Phenomena as diverse as earthquakes, stock market collapses and avalanches follow so-called power-law distributions. Take the intensity of earthquakes: there are very few large tremblors and many small ones.
It is now known that even a minor perturbation can cause a major event when such systems reach a critical state because of a build-up of stress. Similarly, the Bak-Tang-Wiesenfeld model of sandpile avalanches, shows there is no way of knowing whether the next event would be big or small, says Henrik Jensen of Imperial College London, an expert on complex systems.
Now, Osvanny Ramos of the Ecole Normale Supérieure in Lyon, France, and colleagues say prediction is possible after all. They designed an experiment that induced avalanches in a two-dimensional pile of 4-millimetre-diameter steel beads. They placed a 60-centimetre row of randomly spaced beads between two parallel, vertical glass plates 4.5 millimetres apart, with the beads glued to the bottom to simulate the ground under a natural pile. Then they dropped in one bead at a time, creating piles of up to 55,000 beads. After each drop, the team photographed the pile and measured the position of each bead to calculate the "space factor" - a measure of the disorder in the system, which was related to the space surrounding each bead (see diagram). The greater the disorder round a bead, the more likely an avalanche was. If one or more beads moved when a new bead fell on the pile, that was considered to be an avalanche. An extra-large avalanche involved between 317 and 1000 beads.
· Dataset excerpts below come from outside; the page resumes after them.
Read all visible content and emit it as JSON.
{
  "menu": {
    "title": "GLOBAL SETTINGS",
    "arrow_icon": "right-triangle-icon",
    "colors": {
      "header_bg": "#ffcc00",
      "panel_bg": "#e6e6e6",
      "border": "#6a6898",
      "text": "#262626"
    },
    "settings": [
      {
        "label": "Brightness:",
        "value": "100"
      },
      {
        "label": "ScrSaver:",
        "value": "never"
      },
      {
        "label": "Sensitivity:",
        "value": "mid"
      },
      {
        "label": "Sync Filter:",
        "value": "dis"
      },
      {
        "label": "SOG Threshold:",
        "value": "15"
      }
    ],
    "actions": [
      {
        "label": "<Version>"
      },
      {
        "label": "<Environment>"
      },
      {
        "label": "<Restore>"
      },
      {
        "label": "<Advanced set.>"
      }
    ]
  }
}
The researchers found that if the space factor before a bead dropped was greater than it had been 50 steps earlier, they could predict an extra-large avalanche with 64 per cent accuracy. Ramos says that they can improve the odds by analysing more information, such as the size of the pile (Physical Review Letters, vol 102, p 078701).
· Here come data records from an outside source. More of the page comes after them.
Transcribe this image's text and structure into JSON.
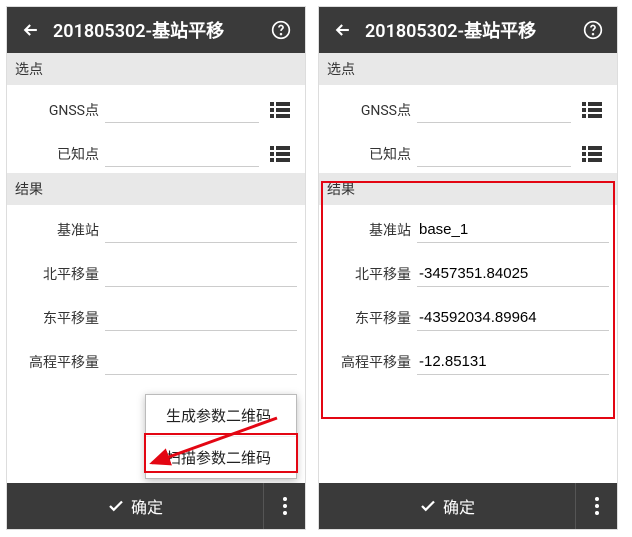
{
  "header": {
    "title": "201805302-基站平移"
  },
  "sections": {
    "select_point": "选点",
    "result": "结果"
  },
  "fields": {
    "gnss_label": "GNSS点",
    "known_label": "已知点",
    "base_label": "基准站",
    "north_label": "北平移量",
    "east_label": "东平移量",
    "height_label": "高程平移量"
  },
  "left": {
    "base_value": "",
    "north_value": "",
    "east_value": "",
    "height_value": ""
  },
  "right": {
    "base_value": "base_1",
    "north_value": "-3457351.84025",
    "east_value": "-43592034.89964",
    "height_value": "-12.85131"
  },
  "popup": {
    "generate_qr": "生成参数二维码",
    "scan_qr": "扫描参数二维码"
  },
  "footer": {
    "confirm": "确定"
  }
}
The work could also have important consequences for predicting earthquakes. Ramos has an inkling why forecasting earthquakes is so difficult: seismologist tend to use information about the time and size of events, known as a time series. However, Ramos found that this didn't help predict the next big avalanche. "When seismologists try to predict earthquakes, they analyse the time series," he says. He argues that they would have more success analysing data analogous to the internal disorder in the pile of beads.
The experiments "open the possibility for prediction" for real physical systems, says Jensen. "Their work is very much in line with the current hope in the earthquake community."